Mani sui fianchi e sguardo lungo ed attento aveva guardato prima a destra, poi a sinistra prima di accelerare il passo e scavalcare un catenaccio arrugginito che delimitava la proprietà privata di quel viottolo. Filari paralleli e cambi improvvisi di colori segnalavano il confine dei vari appezzamenti agricoli che rispondevano al lavoro costante dell’uomo con raccolti rigogliosi durante l’anno.

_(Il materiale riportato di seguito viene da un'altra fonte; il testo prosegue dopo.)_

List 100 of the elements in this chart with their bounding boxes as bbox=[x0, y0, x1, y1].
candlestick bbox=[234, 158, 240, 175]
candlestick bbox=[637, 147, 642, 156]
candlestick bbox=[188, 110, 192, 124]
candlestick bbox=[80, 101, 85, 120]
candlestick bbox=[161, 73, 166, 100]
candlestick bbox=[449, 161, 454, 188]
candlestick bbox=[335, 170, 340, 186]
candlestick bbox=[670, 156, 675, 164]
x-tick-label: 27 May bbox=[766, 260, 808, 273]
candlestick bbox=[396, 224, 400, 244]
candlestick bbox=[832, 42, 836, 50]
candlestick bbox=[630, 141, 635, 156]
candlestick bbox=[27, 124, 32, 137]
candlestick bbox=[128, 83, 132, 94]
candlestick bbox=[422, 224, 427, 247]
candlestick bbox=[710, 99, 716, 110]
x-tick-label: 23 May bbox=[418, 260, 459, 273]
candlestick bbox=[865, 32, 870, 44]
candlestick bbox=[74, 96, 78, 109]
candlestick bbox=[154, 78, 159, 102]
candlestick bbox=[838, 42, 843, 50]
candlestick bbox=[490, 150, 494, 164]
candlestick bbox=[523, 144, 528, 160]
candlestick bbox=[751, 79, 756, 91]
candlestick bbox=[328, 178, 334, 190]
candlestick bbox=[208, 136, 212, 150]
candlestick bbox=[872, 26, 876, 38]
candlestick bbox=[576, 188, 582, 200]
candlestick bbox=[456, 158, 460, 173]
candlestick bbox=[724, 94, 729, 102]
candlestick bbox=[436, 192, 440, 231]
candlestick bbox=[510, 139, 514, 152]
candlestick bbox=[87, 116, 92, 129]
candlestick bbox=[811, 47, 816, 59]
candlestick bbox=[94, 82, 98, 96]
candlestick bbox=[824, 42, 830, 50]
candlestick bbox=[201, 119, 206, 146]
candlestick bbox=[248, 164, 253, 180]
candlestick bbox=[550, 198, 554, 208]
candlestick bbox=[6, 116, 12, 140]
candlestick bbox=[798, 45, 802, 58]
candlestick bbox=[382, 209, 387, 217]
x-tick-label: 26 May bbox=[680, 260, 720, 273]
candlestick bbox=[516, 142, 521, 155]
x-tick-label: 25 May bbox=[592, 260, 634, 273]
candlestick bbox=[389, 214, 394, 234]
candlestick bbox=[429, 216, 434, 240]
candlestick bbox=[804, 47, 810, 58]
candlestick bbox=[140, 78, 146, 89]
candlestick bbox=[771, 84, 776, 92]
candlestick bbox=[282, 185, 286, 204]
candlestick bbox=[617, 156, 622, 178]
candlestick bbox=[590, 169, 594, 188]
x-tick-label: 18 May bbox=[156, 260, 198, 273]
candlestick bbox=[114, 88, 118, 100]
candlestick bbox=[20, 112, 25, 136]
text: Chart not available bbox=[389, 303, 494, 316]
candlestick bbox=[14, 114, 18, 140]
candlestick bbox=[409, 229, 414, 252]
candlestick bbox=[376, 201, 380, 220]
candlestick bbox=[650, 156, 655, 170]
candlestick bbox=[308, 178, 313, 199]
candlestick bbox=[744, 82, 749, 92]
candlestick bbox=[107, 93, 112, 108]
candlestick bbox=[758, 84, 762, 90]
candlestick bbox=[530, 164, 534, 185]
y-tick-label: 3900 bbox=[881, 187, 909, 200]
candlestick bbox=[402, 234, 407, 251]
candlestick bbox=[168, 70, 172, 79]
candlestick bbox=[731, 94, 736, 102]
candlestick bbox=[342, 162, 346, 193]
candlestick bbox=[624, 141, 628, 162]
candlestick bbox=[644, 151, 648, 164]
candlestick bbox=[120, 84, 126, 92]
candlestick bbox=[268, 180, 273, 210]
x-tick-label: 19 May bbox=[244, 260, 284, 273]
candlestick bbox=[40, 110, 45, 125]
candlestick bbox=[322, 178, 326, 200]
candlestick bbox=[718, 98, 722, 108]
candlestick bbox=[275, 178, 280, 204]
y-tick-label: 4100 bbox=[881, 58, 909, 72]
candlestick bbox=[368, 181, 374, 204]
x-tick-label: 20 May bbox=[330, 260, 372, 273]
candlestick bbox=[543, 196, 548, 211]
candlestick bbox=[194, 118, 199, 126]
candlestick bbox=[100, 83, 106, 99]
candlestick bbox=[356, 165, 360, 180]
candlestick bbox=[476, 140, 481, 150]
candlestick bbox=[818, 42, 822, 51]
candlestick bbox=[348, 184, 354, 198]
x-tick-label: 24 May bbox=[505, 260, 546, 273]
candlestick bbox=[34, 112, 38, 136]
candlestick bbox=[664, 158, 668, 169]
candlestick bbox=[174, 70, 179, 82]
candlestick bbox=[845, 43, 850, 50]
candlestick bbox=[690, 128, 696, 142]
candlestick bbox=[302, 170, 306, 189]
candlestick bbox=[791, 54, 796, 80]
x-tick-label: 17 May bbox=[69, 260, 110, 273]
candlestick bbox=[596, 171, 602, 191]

Quel tripudio di colori e odori autunnali la inebriavano e,a volte, sostava qualche minuto a rimirare la magnificenza della Natura in quella stagione. Anche quel giorno si era avvicinata ad un vitigno ed aveva posato lo sguardo sugli ultimi graspi rinsecchiti e su un paio d’api che vorticavano nei paraggi, indecise sul da farsi ,quando un fruscio la spaventò: rimase in vigile ascolto e con il cuore al galoppo per lunghi ed interminabili secondi, poi lo sentì di nuovo ,più distintamente. Si fermò ed attese. Di nuovo quel rumore , ora più vicino a lei : passi struscianti su un letto di foglie secche.
Non fece in tempo a fuggire che un muso di un cane, imbrattato di terriccio, sbucò da un filare e sollevò lo sguardo verso di lei. Due occhioni vispi e teneri, screziati da pagliuzze dorate la stavano osservando, mentre la coda si agitava freneticamente ed in modo cadenzato, manifestando la gioia di quell’incontro.